Wednesday, 8 September 2010

A Curable Romantic by Joseph Skibell


Jakob Sammelsohn hovers on the fringes of central European history, meeting real life figures and becoming caught up in landmark events of the late 19th and early 20th centuries.

He is a peripheral figure who seems to epitomize the dilemma for European Jews of that era, wanting to belong but at the same time trying to stay in the background in case they attract too much attention to themselves.

He meets Sigmund Freud and ends up romantically involved with one of his patients—a woman who is inhabited by the spirit of Jakob’s second wife, whom he was forced by his father to marry when he was 12, and who took her own life on their wedding night.

Freud is portrayed almost as a Sherlock Holmes-type figure, able to deduce the life story of those he meets, their preoccupations and phobias, based on the briefest of conversations.
Ghosts and angels mingle with the real-life historical events and Skibell’s fictional creations over nearly 600 pages.

He uses highly stylized prose to portray the intellectual milieu in which his character moves, and while this does work for the overall tone it can grate sometimes.

This is a brave novel, not unafraid to undertake big themes and ideas but it does suffer from being overwritten, with pages upon pages that seem to go nowhere.

Skibell has a tendency to take a joke or humorous situation and run with it. Jakob’s father speaks only in Hebrew, and only using direct quotes from scripture. These are transcribed in the novel in both Hebrew, with their English translation and scriptural citation alongside.
It is absurdist, deliberately so of course, however, it comes across as being clever first time round but showing off after a while. The chapters when Jakob become involved in the Esperanto movement suffer from the same overindulgence.
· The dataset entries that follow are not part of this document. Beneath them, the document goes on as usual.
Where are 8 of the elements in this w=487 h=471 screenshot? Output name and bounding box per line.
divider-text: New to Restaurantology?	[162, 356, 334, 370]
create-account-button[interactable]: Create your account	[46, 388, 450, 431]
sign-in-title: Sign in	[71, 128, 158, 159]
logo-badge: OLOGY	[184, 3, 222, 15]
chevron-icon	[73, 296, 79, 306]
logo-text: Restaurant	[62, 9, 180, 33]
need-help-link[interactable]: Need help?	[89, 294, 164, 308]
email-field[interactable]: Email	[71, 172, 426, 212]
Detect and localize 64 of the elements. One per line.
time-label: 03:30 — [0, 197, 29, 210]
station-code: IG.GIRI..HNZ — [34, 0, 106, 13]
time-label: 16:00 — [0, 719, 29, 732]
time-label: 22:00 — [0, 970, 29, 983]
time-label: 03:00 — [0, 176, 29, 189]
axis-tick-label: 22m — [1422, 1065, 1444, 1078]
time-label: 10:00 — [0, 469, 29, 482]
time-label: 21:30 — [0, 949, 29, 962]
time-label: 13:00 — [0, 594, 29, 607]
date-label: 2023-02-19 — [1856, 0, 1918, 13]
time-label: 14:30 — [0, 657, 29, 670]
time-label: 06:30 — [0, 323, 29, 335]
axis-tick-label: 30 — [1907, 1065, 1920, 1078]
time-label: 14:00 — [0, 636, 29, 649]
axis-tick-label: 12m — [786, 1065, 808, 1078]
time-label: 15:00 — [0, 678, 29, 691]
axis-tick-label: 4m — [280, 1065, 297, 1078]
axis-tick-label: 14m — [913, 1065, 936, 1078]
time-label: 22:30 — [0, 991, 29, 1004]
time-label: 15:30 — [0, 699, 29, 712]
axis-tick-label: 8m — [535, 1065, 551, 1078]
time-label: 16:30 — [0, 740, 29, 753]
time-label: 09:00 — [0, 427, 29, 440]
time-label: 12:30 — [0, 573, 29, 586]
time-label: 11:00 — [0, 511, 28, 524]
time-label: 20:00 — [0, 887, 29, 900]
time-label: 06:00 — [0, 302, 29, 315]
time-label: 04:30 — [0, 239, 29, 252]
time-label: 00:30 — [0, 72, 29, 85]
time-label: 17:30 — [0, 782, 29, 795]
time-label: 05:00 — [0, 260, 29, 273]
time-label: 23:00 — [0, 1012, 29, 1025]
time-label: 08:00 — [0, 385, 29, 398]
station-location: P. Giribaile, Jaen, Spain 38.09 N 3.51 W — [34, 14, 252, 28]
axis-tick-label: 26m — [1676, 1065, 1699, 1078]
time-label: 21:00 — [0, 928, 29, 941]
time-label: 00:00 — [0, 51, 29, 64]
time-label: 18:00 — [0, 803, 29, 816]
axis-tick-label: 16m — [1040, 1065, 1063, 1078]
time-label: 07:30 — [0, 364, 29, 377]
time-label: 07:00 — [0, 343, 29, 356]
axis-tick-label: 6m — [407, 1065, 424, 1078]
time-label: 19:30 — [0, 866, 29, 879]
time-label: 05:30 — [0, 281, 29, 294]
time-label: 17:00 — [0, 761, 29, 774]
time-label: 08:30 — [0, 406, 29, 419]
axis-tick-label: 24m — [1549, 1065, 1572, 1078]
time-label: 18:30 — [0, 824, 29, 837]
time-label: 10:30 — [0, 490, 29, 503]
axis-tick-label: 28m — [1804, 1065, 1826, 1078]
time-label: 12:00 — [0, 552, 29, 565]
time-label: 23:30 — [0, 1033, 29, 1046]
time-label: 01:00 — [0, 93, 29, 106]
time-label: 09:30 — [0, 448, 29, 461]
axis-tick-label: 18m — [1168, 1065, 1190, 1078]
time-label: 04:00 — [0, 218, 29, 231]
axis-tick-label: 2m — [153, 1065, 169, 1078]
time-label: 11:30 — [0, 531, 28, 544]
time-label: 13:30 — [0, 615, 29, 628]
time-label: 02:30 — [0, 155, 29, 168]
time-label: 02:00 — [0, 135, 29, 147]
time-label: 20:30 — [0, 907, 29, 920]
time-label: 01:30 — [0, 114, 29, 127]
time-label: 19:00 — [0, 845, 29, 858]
Criticisms aside this is a hugely accomplished novel, unafraid of taking its readers into the fields of psychology, linguistics, reincarnation, and the horrors of the Warsaw Ghetto.

A Curable Romantic is a book that has you constantly Googling events, movements, and characters to see if they are historical realities or Skibell’s fictional inventions.

A Curable Romantic has tangible depth and a well-defined sense of time and place, its comic tone creating an uneasy tension as the story moves into the darker aspects of 20th century European history.

However, it might have been a much better read if it had been more tightly written, with less meandering prose.